それもありリサーチ部にも手伝ってもらいながら、高知県東部に絞り新たな田畑の確保に乗り出していました。芸西村ではかなり少なくなっている耕作放棄地も村を出れば、まだまだたくさんありました。それもあり各自治体にもお伺いを立てながら借りられる農地があるかを検討していました。
『当然今回の事があって、早々に断りの電話がかかってきた自治体もある。まぁ、当たり前と言えば当たり前かもしれんが。ただ前向きに検討してくれている自治体もまだまだある。そこと交渉を続けながら夏以降に始められるように農地を選定する予定だ。』
芸西村で始まる直売所ですが、芸西村で育てたモノしか売ってはいけないと言う事はありません。それ以外の土地で育てたモノを皆さんに知っていただける場所にしていきたい。それをきっかけにその自治体を知る・見る・訪れるきっかけになってくれれば尚良し、と言う事です。

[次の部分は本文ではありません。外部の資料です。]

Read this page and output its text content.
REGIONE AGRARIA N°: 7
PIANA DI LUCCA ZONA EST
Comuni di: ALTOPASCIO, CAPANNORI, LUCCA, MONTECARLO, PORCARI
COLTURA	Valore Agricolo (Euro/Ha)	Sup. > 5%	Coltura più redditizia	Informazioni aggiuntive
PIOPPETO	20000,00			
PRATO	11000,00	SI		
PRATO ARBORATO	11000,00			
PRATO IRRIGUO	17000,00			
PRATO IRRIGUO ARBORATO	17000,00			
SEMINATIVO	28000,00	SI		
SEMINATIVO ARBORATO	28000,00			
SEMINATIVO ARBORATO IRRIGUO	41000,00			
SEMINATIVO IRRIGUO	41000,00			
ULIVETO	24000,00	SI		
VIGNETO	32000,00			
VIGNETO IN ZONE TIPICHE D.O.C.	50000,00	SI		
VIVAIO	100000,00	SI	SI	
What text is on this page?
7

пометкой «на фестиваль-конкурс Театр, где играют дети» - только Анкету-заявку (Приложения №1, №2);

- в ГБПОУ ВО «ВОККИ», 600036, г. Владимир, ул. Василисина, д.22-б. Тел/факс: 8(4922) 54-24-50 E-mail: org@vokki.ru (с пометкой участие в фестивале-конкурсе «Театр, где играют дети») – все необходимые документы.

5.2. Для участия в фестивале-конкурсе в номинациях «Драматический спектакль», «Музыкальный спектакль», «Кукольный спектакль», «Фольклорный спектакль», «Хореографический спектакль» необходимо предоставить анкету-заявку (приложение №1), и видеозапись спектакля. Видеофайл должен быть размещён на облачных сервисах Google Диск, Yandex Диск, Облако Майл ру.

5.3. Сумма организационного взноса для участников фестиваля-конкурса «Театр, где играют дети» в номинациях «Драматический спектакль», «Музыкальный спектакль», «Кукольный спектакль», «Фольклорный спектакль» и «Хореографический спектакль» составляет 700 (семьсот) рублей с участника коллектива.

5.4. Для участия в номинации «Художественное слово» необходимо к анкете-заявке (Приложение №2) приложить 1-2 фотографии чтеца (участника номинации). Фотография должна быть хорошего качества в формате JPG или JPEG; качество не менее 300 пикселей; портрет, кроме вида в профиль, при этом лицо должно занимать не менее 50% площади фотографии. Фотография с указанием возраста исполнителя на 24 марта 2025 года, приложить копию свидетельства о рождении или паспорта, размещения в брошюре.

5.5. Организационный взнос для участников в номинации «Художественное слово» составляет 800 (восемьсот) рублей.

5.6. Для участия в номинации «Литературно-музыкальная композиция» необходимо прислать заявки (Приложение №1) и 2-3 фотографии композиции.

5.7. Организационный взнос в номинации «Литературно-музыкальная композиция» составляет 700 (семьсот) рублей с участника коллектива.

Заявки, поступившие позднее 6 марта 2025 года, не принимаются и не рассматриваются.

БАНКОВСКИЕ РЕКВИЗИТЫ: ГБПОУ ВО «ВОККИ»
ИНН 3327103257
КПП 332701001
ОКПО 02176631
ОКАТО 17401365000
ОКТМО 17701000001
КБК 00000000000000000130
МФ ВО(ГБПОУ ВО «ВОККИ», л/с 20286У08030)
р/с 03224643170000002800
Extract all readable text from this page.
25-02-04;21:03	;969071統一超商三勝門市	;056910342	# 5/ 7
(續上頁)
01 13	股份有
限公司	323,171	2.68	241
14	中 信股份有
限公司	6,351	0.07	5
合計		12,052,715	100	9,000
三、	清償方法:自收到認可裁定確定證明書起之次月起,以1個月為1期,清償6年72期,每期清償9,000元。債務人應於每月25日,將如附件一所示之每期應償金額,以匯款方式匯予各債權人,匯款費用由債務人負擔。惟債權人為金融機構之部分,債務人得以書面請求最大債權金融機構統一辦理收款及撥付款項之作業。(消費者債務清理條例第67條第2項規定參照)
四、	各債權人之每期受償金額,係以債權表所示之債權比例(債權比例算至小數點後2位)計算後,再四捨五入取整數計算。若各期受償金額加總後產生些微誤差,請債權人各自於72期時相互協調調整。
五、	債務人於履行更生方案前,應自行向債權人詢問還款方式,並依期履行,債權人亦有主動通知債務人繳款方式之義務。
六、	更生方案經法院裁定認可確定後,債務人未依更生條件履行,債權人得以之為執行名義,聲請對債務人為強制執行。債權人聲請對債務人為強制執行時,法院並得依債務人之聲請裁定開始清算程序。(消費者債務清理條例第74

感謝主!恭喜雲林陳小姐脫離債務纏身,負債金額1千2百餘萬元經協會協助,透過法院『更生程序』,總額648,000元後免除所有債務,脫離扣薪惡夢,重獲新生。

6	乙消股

『そして会社は常藤さんが新たに代表取締役になる。入ったばかりの者もいるのにトップが入れ替わるような事になって申し訳ない。常藤さん、挨拶をお願いします。』
「皆さん、新たに代表取締役となります常藤正昭です。前社長であります冴木和馬さんよりこの会社を託されました。皆さんと共に立ち上げ、育ててきたこのデポルト・ファミリアを更に成長させていく為に全力で職務に当たります。宜しくお願い致します。」
皆さんから拍手をいただきました。しかし、完全に納得をしているとは言い難い表情のメンバーが何人も見えます。特にサッカー部の面々。彼らにとっては和馬さんと共に歩んでいく事がモチベーションの一つにもなっていました。それが自分達が知らない所で話が進み、突如奪われてしまったのです。納得出来ないのも無理はありません。
『代表が変わるからとは言え、会社の理念や目標は変わらない。俺自身も立ち位置は変わるけど、皆と共にもう一度頑張っていこうと思ってる。ただ、その事に不満を感じていたり納得出来ない者は言ってくれ。俺はちゃんと受け止めるから。』
「納得できる訳無いでしょ!!!!!」
大声で叫んだのは八木君でした。目に一杯の涙を溜めています。全員が八木君を見ています。
「あんたが始めたんじゃないっスか!!!あんたが集めたんじゃないんスか!!!俺達は....このチームでJリーグ行きたいって思ってる!!その『チーム』にはあんたも入ってるはずだろ!!!それが運営から抜けるってどう言う事だよ!!!納得出来ねぇよ!!」
手元のPCの画面をジッと見つめていた和馬さんがカメラに目線を移します。
『八木、ありがとう。その言葉だけで俺が今日まで必死に藻掻いた日々がお前と共にあったと確信出来る。そして、本当に済まない。ただ、この会社を辞めずに残る決断をした事が、唯一俺が皆の気持ちに応える為の手段だと思っている。直接ヴァンディッツに関わる事はもう無いが、俺はこの会社でお前達と一緒にお前達がJの舞台に立ち、シャーレを掲げるその日を一緒に迎えると約束する。だから、一緒にいさせて欲しい。』
「いなくなれなんて言ってないでしょ!!!!ずっと試合前に冗談言いながらでも冴木さんが発破かけてくれるのを皆楽しみにしてたんじゃないですか!試合終わった後に、早く結果伝えたいってワクワクしながらバスで帰るのが楽しかったからじゃないですか!どうして運営部まで辞める必要があるんですか!!」
今度は山口くんです。彼女にとっては女子部のスタートも目前でした。そのスタートする時に和馬さんが運営に携わっていない。それが彼女にとってはツラいのでしょう。
『山口、済まない。俺が運営に携わる事でいらぬ誤解と迷惑を会社に生む事になってしまう。ちゃんと離れる事が大事なんだ。』
グッと堪え下を向いたままのサッカー部の面々。和馬さんの気持ちも理解したいからこそ、これ以上の言葉は出ないのでしょう。
さぁ、私の唯一の和馬さんへの反抗。
皆さんに聞いて貰いましょう。
私は手を挙げて立ち上がります。
「私は代表取締役社長としてこの会社にこの先の人生の全てをかけて参ります。それは恐らく皆さんも、そして和馬さん自身もそうであると信じています。だからこそ、今日のこの場でこう言った話が出来るのだと思っています。」
予定にない話に和馬さんが戸惑っているのが見えます。
「はっきりと皆さんに宣言しておきます。私は全力でこの先の人生をかけ社長業に邁進します。しかし、それは近い将来に『冴木和馬を代表取締役に返り咲ける』為の舞台を整える為だと理解しています。」
皆さんの目にだんだんと力と光が籠るのが見えます。そうです。彼をもう一度表舞台へ。当たり前では無いですか。冴木和馬がいてこそのデポルト・ファミリア、Vandits安芸なのですよ。
「皆さんにお約束します。必ず彼をもう一度、代表取締役として復帰させます。それが会社の利益成長なのか、ヴァンディッツのJリーグ入りなのかは分かりません。しかし、彼無くしてこの会社は、ヴァンディッツはあり得ない。私は彼を自分の下に置く為に働いているのではない!彼を支える為にこの会社に来たのです。その為に皆さんのお力を今一度、貸していただきたい。どうか、宜しくお願い致します。」
全員の起立と拍手の中で私はいつまでも頭を下げ続けました。